Too late. They argue, Evan flails his arms out in such a way that Jen flies back and smashes her head on a hard desk. Everybody on Zoom happened to be looking away at the time (either having sex or arguing because THESE PEOPLE ARE AWFUL) so no one quite knows what happened, but since Jen isn't breathing, the natural response is for Evan to get the hell out of there.

I feel like there are other options here.

Granted, before you, like every sane human being, scream "CALL AN AMBULANCE", I will remind you that this is a slightly more dystopian present than the one we're in now. It's muddy, but I'll accept Safer At Home's reality that hospitals are overwhelmed and anything non-COVID-related might not be acknowledged. Plus, did I mention these idiots are all high on molly?

So, Evan runs, perfectly stable selfie stick guiding us the whole way. Ollie heads out to help, and everyone else worriedly watches from their couches.

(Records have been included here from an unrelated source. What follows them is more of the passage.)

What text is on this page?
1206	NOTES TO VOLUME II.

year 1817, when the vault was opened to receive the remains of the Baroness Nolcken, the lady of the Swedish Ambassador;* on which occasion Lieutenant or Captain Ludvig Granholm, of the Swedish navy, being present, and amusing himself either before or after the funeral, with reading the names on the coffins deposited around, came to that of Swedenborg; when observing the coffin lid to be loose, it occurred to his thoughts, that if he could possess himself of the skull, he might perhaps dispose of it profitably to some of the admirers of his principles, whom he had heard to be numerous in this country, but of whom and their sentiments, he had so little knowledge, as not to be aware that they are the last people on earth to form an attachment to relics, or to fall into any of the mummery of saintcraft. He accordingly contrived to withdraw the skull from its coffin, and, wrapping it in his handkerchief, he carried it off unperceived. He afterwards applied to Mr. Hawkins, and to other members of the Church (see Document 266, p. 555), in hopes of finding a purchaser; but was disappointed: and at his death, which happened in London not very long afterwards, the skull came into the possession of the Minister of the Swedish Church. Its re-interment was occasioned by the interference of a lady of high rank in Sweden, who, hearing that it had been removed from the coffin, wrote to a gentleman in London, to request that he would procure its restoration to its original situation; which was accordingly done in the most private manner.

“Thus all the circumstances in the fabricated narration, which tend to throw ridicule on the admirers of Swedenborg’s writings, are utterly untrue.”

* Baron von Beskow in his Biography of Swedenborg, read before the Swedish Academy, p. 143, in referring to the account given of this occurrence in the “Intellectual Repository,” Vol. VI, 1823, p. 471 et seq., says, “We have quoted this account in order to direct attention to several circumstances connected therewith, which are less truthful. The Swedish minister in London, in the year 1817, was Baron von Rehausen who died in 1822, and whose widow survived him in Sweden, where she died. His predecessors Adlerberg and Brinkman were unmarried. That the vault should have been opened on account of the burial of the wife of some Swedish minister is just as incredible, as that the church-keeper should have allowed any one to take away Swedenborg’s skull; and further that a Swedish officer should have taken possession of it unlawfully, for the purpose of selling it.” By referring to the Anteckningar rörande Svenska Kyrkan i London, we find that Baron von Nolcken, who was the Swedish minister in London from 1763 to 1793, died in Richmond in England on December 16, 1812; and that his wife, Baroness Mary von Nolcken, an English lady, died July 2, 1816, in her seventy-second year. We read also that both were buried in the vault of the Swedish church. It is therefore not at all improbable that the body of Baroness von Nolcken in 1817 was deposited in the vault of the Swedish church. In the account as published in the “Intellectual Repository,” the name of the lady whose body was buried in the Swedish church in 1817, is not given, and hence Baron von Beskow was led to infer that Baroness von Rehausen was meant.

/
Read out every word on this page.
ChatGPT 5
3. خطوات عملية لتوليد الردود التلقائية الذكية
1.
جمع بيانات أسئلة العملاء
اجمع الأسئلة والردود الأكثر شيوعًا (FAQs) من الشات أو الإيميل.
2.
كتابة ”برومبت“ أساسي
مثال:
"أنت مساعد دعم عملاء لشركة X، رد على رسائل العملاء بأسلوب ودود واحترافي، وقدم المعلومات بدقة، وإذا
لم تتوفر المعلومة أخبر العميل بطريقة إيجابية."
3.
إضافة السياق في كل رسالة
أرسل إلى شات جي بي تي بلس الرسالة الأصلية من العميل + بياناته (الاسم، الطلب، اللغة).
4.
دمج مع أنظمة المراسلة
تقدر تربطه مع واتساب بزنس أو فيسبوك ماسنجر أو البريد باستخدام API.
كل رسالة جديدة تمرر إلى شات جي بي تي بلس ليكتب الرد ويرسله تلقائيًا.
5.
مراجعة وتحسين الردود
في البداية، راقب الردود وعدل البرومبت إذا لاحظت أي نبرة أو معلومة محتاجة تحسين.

There's a twist ending that most functioning adults on or off molly will guess, particularly if you've seen director Will Wenick's Follow Me. 

Like most of the internet, I hated this movie. Zoom-based thrillers only work if your cast can pull it off, and this one...doesn't. They're hampered by dialogue that rotates between bland and painful, and a narrative that hurts the brain of any thinking adult. The ending would be offensive if it wasn't, well, so stupid. 

I guess that's my way of being nice to this movie?

High Points
Hey, as with Host, I respect the idea of using video calls to craft a narrative, and Safer At Home at least has some fresh ideas in centering on a manhunt in a darker timeline (if only, you know, it worked)

Low Points
As if this film needed another reason to make you groan, it's bookended by real news footage of Donald Trump giving press conferences about the pandemic he mishandled. Nobody needs that. 

Lessons Learned
Safer At Home succeeds in one very specific arena: it teaches anyone who lasts its 85 minute runtime that drugs will indeed impair your brain activity.

I can't think of anyone I know that I would have their life improved by watching Safer At Home. I'll leave it at that.